De fato, Biden possui um amplo apoio da burguesia, que se utiliza ainda de uma demagogia identitária para procurar angariar apoio de setores mais confusos ou conservadores da esquerda. Uma parte dessa campanha era dizer que todos os negros devem votar em Biden ou eles “não são negros de verdade” e outras coisas do tipo. 

Nas últimas semanas, inclusive, a ex-Pantera Negra e agora uma das maiores propagandistas do identitarismo no mundo, Angela Davis, declarou apoio a Biden. É importante frisar, no entanto, que de esquerdista ele não tem nada. Entre as leis que aprovou quando senador, há diversas que aumentaram o encarceramento nos EUA e as punições contra crimes relacionados ao tráfico de drogas, um verdadeiro ataque ao povo negro. Outra figura que confunde esse setor mais pequeno-burguês e conservador da esquerda norte-americana, Barack Obama, ex-presidente e do qual Biden foi vice, também tem aparecido ao seu lado para ajudar em sua campanha junto ao povo negro.  

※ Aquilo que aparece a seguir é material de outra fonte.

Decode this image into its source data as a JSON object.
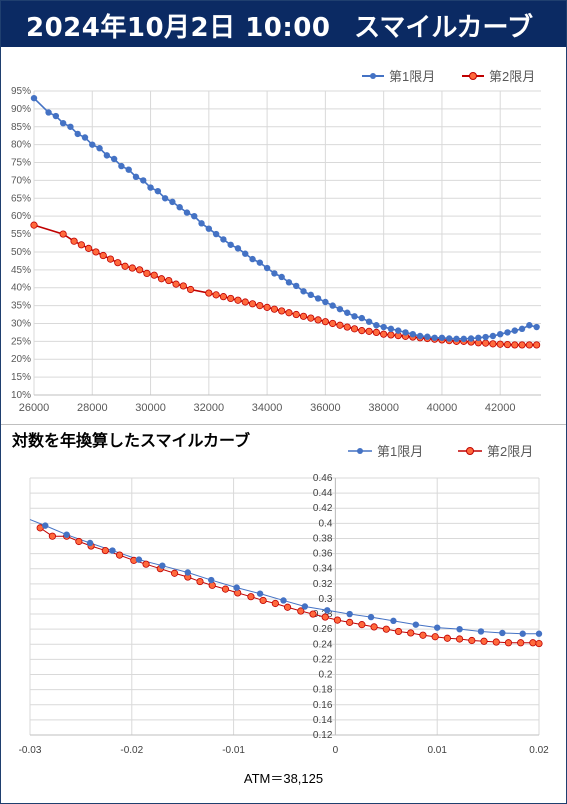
{
  "header": {
    "datetime": "2024年10月2日 10:00",
    "title": "スマイルカーブ"
  },
  "legend": {
    "series1": "第1限月",
    "series2": "第2限月"
  },
  "colors": {
    "series1": "#4472c4",
    "series2": "#ff0000",
    "series2_fill": "#ff6a3d",
    "header_bg": "#0b2a63"
  },
  "chart2_title": "対数を年換算したスマイルカーブ",
  "atm_label": "ATM＝38,125",
  "chart_data": [
    {
      "type": "line",
      "title": "",
      "xlim": [
        26000,
        43400
      ],
      "ylim": [
        10,
        95
      ],
      "x_ticks": [
        26000,
        28000,
        30000,
        32000,
        34000,
        36000,
        38000,
        40000,
        42000
      ],
      "y_ticks": [
        "10%",
        "15%",
        "20%",
        "25%",
        "30%",
        "35%",
        "40%",
        "45%",
        "50%",
        "55%",
        "60%",
        "65%",
        "70%",
        "75%",
        "80%",
        "85%",
        "90%",
        "95%"
      ],
      "grid": true,
      "legend_position": "top-right",
      "series": [
        {
          "name": "第1限月",
          "points": [
            [
              26000,
              93
            ],
            [
              26500,
              89
            ],
            [
              26750,
              88
            ],
            [
              27000,
              86
            ],
            [
              27250,
              85
            ],
            [
              27500,
              83
            ],
            [
              27750,
              82
            ],
            [
              28000,
              80
            ],
            [
              28250,
              79
            ],
            [
              28500,
              77
            ],
            [
              28750,
              76
            ],
            [
              29000,
              74
            ],
            [
              29250,
              73
            ],
            [
              29500,
              71
            ],
            [
              29750,
              70
            ],
            [
              30000,
              68
            ],
            [
              30250,
              67
            ],
            [
              30500,
              65
            ],
            [
              30750,
              64
            ],
            [
              31000,
              62.5
            ],
            [
              31250,
              61
            ],
            [
              31500,
              60
            ],
            [
              31750,
              58
            ],
            [
              32000,
              56.5
            ],
            [
              32250,
              55
            ],
            [
              32500,
              53.5
            ],
            [
              32750,
              52
            ],
            [
              33000,
              51
            ],
            [
              33250,
              49.5
            ],
            [
              33500,
              48
            ],
            [
              33750,
              47
            ],
            [
              34000,
              45.5
            ],
            [
              34250,
              44
            ],
            [
              34500,
              43
            ],
            [
              34750,
              41.5
            ],
            [
              35000,
              40.5
            ],
            [
              35250,
              39
            ],
            [
              35500,
              38
            ],
            [
              35750,
              37
            ],
            [
              36000,
              36
            ],
            [
              36250,
              35
            ],
            [
              36500,
              34
            ],
            [
              36750,
              33
            ],
            [
              37000,
              32
            ],
            [
              37250,
              31.5
            ],
            [
              37500,
              30.5
            ],
            [
              37750,
              29.5
            ],
            [
              38000,
              29
            ],
            [
              38250,
              28.5
            ],
            [
              38500,
              28
            ],
            [
              38750,
              27.5
            ],
            [
              39000,
              27
            ],
            [
              39250,
              26.5
            ],
            [
              39500,
              26.3
            ],
            [
              39750,
              26
            ],
            [
              40000,
              26
            ],
            [
              40250,
              25.8
            ],
            [
              40500,
              25.7
            ],
            [
              40750,
              25.7
            ],
            [
              41000,
              25.8
            ],
            [
              41250,
              26
            ],
            [
              41500,
              26.2
            ],
            [
              41750,
              26.5
            ],
            [
              42000,
              27
            ],
            [
              42250,
              27.5
            ],
            [
              42500,
              28
            ],
            [
              42750,
              28.5
            ],
            [
              43000,
              29.5
            ],
            [
              43250,
              29
            ]
          ]
        },
        {
          "name": "第2限月",
          "points": [
            [
              26000,
              57.5
            ],
            [
              27000,
              55
            ],
            [
              27375,
              53
            ],
            [
              27625,
              52
            ],
            [
              27875,
              51
            ],
            [
              28125,
              50
            ],
            [
              28375,
              49
            ],
            [
              28625,
              48
            ],
            [
              28875,
              47
            ],
            [
              29125,
              46
            ],
            [
              29375,
              45.5
            ],
            [
              29625,
              45
            ],
            [
              29875,
              44
            ],
            [
              30125,
              43.5
            ],
            [
              30375,
              42.5
            ],
            [
              30625,
              42
            ],
            [
              30875,
              41
            ],
            [
              31125,
              40.5
            ],
            [
              31375,
              39.5
            ],
            [
              32000,
              38.5
            ],
            [
              32250,
              38
            ],
            [
              32500,
              37.5
            ],
            [
              32750,
              37
            ],
            [
              33000,
              36.5
            ],
            [
              33250,
              36
            ],
            [
              33500,
              35.5
            ],
            [
              33750,
              35
            ],
            [
              34000,
              34.5
            ],
            [
              34250,
              34
            ],
            [
              34500,
              33.5
            ],
            [
              34750,
              33
            ],
            [
              35000,
              32.5
            ],
            [
              35250,
              32
            ],
            [
              35500,
              31.5
            ],
            [
              35750,
              31
            ],
            [
              36000,
              30.5
            ],
            [
              36250,
              30
            ],
            [
              36500,
              29.5
            ],
            [
              36750,
              29
            ],
            [
              37000,
              28.5
            ],
            [
              37250,
              28
            ],
            [
              37500,
              27.8
            ],
            [
              37750,
              27.5
            ],
            [
              38000,
              27
            ],
            [
              38250,
              26.8
            ],
            [
              38500,
              26.6
            ],
            [
              38750,
              26.4
            ],
            [
              39000,
              26.2
            ],
            [
              39250,
              26
            ],
            [
              39500,
              25.8
            ],
            [
              39750,
              25.6
            ],
            [
              40000,
              25.4
            ],
            [
              40250,
              25.2
            ],
            [
              40500,
              25
            ],
            [
              40750,
              25
            ],
            [
              41000,
              24.8
            ],
            [
              41250,
              24.6
            ],
            [
              41500,
              24.5
            ],
            [
              41750,
              24.3
            ],
            [
              42000,
              24.2
            ],
            [
              42250,
              24.1
            ],
            [
              42500,
              24
            ],
            [
              42750,
              24
            ],
            [
              43000,
              24
            ],
            [
              43250,
              24
            ]
          ]
        }
      ]
    },
    {
      "type": "scatter",
      "title": "対数を年換算したスマイルカーブ",
      "xlim": [
        -0.03,
        0.02
      ],
      "ylim": [
        0.12,
        0.46
      ],
      "x_ticks": [
        "-0.03",
        "-0.02",
        "-0.01",
        "0",
        "0.01",
        "0.02"
      ],
      "y_ticks": [
        "0.12",
        "0.14",
        "0.16",
        "0.18",
        "0.2",
        "0.22",
        "0.24",
        "0.26",
        "0.28",
        "0.3",
        "0.32",
        "0.34",
        "0.36",
        "0.38",
        "0.4",
        "0.42",
        "0.44",
        "0.46"
      ],
      "grid": true,
      "legend_position": "top-right",
      "series": [
        {
          "name": "第1限月",
          "points": [
            [
              -0.0285,
              0.397
            ],
            [
              -0.0264,
              0.385
            ],
            [
              -0.0241,
              0.374
            ],
            [
              -0.0219,
              0.364
            ],
            [
              -0.0193,
              0.352
            ],
            [
              -0.017,
              0.344
            ],
            [
              -0.0145,
              0.335
            ],
            [
              -0.0122,
              0.325
            ],
            [
              -0.0097,
              0.315
            ],
            [
              -0.0074,
              0.307
            ],
            [
              -0.0051,
              0.298
            ],
            [
              -0.003,
              0.29
            ],
            [
              -0.0008,
              0.285
            ],
            [
              0.0014,
              0.28
            ],
            [
              0.0035,
              0.276
            ],
            [
              0.0057,
              0.271
            ],
            [
              0.0079,
              0.266
            ],
            [
              0.01,
              0.262
            ],
            [
              0.0122,
              0.26
            ],
            [
              0.0143,
              0.257
            ],
            [
              0.0164,
              0.255
            ],
            [
              0.0184,
              0.254
            ],
            [
              0.02,
              0.254
            ]
          ]
        },
        {
          "name": "第2限月",
          "points": [
            [
              -0.029,
              0.394
            ],
            [
              -0.0278,
              0.383
            ],
            [
              -0.0264,
              0.383
            ],
            [
              -0.0252,
              0.376
            ],
            [
              -0.024,
              0.37
            ],
            [
              -0.0226,
              0.364
            ],
            [
              -0.0212,
              0.358
            ],
            [
              -0.0198,
              0.351
            ],
            [
              -0.0186,
              0.346
            ],
            [
              -0.0172,
              0.34
            ],
            [
              -0.0158,
              0.334
            ],
            [
              -0.0145,
              0.329
            ],
            [
              -0.0133,
              0.323
            ],
            [
              -0.0121,
              0.318
            ],
            [
              -0.0108,
              0.313
            ],
            [
              -0.0096,
              0.308
            ],
            [
              -0.0083,
              0.303
            ],
            [
              -0.0071,
              0.298
            ],
            [
              -0.0059,
              0.294
            ],
            [
              -0.0047,
              0.289
            ],
            [
              -0.0034,
              0.284
            ],
            [
              -0.0022,
              0.28
            ],
            [
              -0.001,
              0.276
            ],
            [
              0.0002,
              0.272
            ],
            [
              0.0014,
              0.269
            ],
            [
              0.0026,
              0.266
            ],
            [
              0.0038,
              0.263
            ],
            [
              0.005,
              0.26
            ],
            [
              0.0062,
              0.257
            ],
            [
              0.0074,
              0.255
            ],
            [
              0.0086,
              0.252
            ],
            [
              0.0098,
              0.25
            ],
            [
              0.011,
              0.248
            ],
            [
              0.0122,
              0.247
            ],
            [
              0.0134,
              0.245
            ],
            [
              0.0146,
              0.244
            ],
            [
              0.0158,
              0.243
            ],
            [
              0.017,
              0.242
            ],
            [
              0.0182,
              0.242
            ],
            [
              0.0194,
              0.242
            ],
            [
              0.02,
              0.241
            ]
          ]
        }
      ]
    }
  ]
}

Diante desse cenário, Trump corre o risco de ser o primeiro presidente norte-americano em 25 anos que não é eleito para um segundo mandato. Tudo isso mostra a crise em que se encontra o seu governo, que desde o princípio tem se mostrado incapaz de realizar com competência a política desejada pela burguesia e que já havia sido eleito contra a vontade do setor mais importante do imperialismo.